Waterborne diseases use the water itself as a vector. Such diseases can also increase in virulence. The disease relies on contaminated water instead of an insect to carry it from person to person. But the principle is much the same: The disease does not rely on human victims for dispersal. Contaminated water supply normally spreads dysentery, cholera, and many other infections that cause diarrhea. Rivers can carry germs in untreated sewage downstream and infect towns and villages hundreds of miles away.
Reservoirs and carriers of disease
A disease reservoir is a source of infection outside the human species. Reservoirs are usually animals in whom the infect
ion is mild or even causes no disease. For example, bats are a reservoir for rabies and probably also for Ebolavirus.
A carrier is a human who is infected but does not become ill. Although carriers show no symptoms, they may transmit the disease to others. Even if all the susceptible human victims are dead or incapacitated due to a virulent infection, a few carriers may keep the infectious agent in circulation. Carriers may travel from one town to another, or they may stay where they are and keep the disease alive to emerge at some future time. Clearly, a disease that can rely on symptomless carriers or an animal reservoir is under less pressure to become milder.

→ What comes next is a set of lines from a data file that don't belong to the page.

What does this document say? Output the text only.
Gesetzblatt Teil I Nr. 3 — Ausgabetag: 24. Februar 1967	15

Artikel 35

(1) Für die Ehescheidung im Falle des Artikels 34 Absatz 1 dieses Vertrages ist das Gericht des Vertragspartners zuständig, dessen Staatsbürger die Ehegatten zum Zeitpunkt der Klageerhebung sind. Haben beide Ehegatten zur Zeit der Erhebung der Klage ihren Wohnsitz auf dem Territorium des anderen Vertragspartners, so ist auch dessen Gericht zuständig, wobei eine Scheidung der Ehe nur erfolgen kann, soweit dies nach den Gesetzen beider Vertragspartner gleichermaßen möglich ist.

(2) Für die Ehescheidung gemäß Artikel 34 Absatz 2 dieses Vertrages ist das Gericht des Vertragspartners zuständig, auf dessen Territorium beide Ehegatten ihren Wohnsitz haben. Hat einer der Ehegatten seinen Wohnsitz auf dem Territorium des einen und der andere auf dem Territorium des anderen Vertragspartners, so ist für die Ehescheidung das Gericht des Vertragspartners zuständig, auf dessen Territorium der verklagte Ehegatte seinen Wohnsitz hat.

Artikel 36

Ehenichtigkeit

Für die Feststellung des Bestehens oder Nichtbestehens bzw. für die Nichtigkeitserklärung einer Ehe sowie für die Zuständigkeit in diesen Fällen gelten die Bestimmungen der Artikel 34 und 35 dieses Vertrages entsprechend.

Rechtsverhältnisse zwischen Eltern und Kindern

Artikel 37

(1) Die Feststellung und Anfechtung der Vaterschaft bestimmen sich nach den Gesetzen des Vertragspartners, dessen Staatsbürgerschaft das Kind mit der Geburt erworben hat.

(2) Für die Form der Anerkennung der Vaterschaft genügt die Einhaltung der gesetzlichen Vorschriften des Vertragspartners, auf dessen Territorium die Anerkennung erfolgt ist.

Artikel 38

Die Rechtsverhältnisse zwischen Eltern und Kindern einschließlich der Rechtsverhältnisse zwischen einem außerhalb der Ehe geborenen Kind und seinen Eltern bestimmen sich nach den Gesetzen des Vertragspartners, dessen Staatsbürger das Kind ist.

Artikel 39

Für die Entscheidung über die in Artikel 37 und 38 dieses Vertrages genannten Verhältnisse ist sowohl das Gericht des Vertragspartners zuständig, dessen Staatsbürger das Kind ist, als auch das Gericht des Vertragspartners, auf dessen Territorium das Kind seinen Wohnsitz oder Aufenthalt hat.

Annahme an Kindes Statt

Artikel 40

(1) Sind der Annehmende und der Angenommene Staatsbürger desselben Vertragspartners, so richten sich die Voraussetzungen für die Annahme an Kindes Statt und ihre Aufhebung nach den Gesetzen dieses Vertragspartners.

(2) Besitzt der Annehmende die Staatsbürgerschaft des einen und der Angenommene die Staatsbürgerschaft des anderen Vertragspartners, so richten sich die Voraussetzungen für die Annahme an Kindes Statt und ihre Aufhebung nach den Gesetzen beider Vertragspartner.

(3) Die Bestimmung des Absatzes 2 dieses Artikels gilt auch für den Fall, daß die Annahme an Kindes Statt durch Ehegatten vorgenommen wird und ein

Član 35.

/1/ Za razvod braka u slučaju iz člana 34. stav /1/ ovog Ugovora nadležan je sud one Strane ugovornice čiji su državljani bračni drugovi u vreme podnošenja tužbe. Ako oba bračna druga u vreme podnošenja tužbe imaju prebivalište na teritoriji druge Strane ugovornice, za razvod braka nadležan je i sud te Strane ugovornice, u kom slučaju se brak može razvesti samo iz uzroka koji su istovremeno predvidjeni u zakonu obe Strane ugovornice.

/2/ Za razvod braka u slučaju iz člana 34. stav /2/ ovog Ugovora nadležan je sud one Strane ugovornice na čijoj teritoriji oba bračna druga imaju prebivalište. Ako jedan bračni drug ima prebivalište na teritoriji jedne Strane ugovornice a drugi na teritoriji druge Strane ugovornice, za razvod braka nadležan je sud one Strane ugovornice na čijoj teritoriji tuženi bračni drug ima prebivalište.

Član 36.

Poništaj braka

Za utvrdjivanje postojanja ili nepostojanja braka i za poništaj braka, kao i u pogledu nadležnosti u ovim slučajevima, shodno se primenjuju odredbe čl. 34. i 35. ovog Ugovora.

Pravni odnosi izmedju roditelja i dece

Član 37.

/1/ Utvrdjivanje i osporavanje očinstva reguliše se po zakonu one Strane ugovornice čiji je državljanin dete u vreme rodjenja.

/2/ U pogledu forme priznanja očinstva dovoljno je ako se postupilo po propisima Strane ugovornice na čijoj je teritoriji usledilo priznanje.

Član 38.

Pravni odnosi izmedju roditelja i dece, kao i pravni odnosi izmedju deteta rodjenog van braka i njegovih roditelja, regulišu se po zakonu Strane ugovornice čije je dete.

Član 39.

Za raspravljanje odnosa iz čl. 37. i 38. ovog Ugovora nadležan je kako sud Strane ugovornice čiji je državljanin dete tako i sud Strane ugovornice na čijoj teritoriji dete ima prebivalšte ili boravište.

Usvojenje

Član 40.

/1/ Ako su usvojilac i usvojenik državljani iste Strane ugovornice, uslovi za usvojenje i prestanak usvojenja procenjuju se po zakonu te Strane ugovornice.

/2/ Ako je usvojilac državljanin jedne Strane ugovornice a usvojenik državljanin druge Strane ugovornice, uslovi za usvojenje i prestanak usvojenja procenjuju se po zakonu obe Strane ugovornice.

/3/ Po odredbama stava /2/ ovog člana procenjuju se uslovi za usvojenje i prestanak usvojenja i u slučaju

Many diarrheal diseases cause symptoms in only a fraction of their human hosts. The proportion of symptomless carriers varies immensely. It may be more than half, as in Cryptosporidium or amebic dysentery, or very rare (about 2%–3%), as in typhoid. In most cases, the germs simply live in the intestines without causing disease. Intestinal diseases in which a large fraction of the population shows no symptoms are, by their nature, relatively mild, at least in most adults. The casualties from such diseases are mostly infants in poor countries. Malnutrition and lack of medical care make infantile diarrhea a major killer under such conditions.
A few special cases are known of germs that have adapted specifically to inhabit some tissue other than the intestines. In such cases, the disease may remain much more virulent. In typhoid carriers, the bacteria inhabit the gall bladder, emerging now and then into the intestine. From there, they can reemerge into human society. Salmonella typhi, the agent of typhoid fever, is one of the most virulent infections spread by the contamination of food or water with human waste. It is also a specifically human disease, unlike many other varieties of Salmonella, which are shared with assorted animals. These less dangerous relatives have no special hiding place and must therefore refrain from killing their multiple hosts to stay in circulation.